Perchè sarà vietato alle banche fare investimenti
e consulenza in investimenti.Grazie al contributo dei migliori consulenti indipendenti, esiste ormai una straripante convergenza in tutto il mondo, ed in tutti gli strati sociali e politici, sulla necessità di vietare alle banche di controllare gli investimenti in una nazione ed in genere sul mercato.
Ma qual'è il motivo?
Nelle casse bancarie si fondono le proprietà di tutte le imprese del mondo. Questo fa si che fatalmente le banche siano alla continua ricerca professionale e sistematica di sinergie tra le differenti partecipazioni.
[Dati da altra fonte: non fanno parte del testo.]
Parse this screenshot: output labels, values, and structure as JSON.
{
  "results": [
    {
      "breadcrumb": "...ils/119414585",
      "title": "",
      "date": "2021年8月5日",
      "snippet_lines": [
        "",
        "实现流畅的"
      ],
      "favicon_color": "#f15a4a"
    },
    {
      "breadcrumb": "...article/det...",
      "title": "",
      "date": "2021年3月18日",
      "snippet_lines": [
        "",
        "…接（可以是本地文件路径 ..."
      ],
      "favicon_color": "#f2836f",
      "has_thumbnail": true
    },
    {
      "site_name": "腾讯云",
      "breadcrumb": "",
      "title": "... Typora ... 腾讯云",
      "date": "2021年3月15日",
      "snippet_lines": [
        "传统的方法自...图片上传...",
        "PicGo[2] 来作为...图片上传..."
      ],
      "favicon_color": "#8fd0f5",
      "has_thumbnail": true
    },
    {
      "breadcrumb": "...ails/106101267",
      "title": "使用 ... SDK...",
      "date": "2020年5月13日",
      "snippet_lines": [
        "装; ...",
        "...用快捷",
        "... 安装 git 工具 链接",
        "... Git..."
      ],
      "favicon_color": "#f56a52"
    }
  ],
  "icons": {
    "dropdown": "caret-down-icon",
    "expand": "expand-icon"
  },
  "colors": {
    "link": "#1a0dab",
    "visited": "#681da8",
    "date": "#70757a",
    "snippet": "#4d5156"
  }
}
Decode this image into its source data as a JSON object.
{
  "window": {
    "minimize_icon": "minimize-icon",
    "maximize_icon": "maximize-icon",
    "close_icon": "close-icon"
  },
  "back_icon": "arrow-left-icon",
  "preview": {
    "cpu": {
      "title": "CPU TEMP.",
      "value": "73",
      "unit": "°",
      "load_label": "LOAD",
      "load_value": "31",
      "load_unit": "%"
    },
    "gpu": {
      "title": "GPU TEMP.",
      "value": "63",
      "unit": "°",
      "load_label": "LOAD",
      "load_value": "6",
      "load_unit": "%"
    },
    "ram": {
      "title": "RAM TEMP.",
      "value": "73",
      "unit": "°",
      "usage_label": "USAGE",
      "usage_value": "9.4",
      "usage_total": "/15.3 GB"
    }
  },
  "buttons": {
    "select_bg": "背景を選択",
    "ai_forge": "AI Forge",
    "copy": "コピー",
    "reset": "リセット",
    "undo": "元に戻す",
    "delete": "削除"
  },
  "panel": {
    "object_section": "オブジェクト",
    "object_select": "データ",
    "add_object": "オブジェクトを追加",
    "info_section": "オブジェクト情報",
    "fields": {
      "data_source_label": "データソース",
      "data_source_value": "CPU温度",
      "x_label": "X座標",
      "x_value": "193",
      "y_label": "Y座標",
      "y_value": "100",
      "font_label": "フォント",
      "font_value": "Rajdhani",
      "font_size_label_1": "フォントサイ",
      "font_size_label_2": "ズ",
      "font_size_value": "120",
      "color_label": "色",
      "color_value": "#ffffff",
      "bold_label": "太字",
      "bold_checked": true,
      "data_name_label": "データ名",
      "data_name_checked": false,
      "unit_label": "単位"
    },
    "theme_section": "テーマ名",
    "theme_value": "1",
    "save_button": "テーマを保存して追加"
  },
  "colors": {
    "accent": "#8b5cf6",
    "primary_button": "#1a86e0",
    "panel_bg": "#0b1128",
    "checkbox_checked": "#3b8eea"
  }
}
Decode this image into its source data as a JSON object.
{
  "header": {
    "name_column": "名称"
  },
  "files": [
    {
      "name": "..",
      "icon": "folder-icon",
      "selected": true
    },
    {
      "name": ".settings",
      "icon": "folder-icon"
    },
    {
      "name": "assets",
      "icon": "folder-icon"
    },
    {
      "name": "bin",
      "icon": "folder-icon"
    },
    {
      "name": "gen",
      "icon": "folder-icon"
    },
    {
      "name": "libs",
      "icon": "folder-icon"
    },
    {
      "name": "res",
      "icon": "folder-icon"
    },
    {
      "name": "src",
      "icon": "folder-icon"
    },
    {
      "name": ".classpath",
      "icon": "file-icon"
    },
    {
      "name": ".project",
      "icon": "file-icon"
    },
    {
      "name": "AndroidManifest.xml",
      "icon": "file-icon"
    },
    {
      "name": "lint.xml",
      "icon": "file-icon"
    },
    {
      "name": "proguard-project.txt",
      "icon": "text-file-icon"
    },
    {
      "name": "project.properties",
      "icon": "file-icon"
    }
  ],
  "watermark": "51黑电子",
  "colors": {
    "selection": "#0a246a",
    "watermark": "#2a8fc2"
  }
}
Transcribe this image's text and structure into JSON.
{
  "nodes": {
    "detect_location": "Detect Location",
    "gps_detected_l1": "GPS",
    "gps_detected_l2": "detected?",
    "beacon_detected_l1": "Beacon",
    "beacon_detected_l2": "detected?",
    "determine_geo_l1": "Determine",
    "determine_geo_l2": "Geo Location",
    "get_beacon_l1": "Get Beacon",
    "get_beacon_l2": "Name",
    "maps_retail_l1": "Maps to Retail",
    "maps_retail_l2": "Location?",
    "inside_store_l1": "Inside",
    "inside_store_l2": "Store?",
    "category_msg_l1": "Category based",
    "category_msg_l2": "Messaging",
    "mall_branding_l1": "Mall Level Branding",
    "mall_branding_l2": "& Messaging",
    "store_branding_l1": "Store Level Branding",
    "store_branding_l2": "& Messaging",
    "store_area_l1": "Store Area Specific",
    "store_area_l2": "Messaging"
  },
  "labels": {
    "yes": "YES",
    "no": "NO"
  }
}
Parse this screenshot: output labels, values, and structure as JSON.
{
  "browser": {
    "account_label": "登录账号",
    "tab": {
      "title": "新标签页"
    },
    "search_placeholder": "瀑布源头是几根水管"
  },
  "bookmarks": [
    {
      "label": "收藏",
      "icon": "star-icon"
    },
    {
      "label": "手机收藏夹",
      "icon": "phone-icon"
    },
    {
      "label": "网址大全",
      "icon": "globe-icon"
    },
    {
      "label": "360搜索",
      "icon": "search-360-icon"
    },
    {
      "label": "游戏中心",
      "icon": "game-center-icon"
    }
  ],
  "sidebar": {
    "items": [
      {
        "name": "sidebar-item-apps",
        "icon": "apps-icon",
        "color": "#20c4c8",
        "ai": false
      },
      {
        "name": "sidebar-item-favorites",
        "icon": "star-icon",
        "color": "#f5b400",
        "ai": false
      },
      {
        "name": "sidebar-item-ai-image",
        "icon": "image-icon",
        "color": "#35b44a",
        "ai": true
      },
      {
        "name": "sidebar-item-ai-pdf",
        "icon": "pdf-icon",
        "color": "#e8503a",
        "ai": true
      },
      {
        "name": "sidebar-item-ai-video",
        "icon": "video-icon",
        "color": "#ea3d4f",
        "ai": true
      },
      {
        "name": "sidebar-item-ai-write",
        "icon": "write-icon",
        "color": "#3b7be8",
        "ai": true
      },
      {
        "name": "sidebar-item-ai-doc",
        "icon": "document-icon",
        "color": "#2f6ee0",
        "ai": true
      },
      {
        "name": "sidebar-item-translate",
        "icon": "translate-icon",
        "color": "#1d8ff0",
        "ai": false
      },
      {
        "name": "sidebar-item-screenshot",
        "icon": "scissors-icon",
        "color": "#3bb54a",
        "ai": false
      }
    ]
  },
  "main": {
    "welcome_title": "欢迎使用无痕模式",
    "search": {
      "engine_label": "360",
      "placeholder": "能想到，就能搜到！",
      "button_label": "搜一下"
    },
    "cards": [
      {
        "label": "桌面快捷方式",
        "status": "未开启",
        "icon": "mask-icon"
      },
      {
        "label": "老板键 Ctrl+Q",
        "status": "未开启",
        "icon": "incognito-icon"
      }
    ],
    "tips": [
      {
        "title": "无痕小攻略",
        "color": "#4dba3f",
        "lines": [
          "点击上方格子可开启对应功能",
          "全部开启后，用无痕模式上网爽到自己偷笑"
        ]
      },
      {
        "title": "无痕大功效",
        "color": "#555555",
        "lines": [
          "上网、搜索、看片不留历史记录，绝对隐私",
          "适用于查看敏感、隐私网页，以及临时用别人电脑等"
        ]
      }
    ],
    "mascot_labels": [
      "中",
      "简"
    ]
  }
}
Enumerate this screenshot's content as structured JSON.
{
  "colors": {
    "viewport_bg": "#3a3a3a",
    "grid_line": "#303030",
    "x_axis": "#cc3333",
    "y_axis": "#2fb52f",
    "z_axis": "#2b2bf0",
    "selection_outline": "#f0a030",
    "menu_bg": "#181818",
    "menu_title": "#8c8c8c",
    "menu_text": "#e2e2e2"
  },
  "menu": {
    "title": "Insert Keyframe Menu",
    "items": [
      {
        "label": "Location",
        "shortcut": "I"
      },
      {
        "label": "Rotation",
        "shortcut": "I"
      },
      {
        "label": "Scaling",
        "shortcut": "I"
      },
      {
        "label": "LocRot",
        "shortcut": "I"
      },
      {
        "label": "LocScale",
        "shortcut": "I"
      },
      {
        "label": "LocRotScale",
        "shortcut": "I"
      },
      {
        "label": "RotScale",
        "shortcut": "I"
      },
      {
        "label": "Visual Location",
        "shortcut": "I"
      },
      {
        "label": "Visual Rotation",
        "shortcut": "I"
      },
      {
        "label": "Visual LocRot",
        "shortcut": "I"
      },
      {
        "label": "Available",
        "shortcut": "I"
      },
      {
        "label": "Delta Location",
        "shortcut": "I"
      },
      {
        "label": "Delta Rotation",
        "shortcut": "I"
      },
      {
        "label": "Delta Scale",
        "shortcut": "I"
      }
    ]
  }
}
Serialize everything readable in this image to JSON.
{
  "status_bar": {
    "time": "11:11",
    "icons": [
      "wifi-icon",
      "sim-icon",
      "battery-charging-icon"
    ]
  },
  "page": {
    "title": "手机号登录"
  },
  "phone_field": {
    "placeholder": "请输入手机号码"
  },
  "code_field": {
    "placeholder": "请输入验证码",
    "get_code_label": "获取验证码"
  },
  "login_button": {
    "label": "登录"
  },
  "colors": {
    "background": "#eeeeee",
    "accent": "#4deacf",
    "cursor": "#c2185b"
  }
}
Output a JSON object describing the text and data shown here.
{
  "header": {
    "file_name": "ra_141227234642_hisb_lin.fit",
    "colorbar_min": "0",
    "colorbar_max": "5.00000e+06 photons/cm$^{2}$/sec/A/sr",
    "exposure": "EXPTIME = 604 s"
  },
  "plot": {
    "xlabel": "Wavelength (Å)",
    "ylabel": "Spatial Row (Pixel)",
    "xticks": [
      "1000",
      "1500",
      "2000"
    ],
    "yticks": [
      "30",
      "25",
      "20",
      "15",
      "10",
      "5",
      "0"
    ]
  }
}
Ad es., provocare un disastro ecologico potrebbe aiutare a sostituire i guadagni provenienti dal petrolio ormai in diminuzione con quelli provenienti dalle case farmaceutiche che guadagneranno dalla cura delle malattie conseguenti. O dalle società immobiliari che potranno accaparrarsi a prezzi simbolici intere regioni geografiche, città, e così via.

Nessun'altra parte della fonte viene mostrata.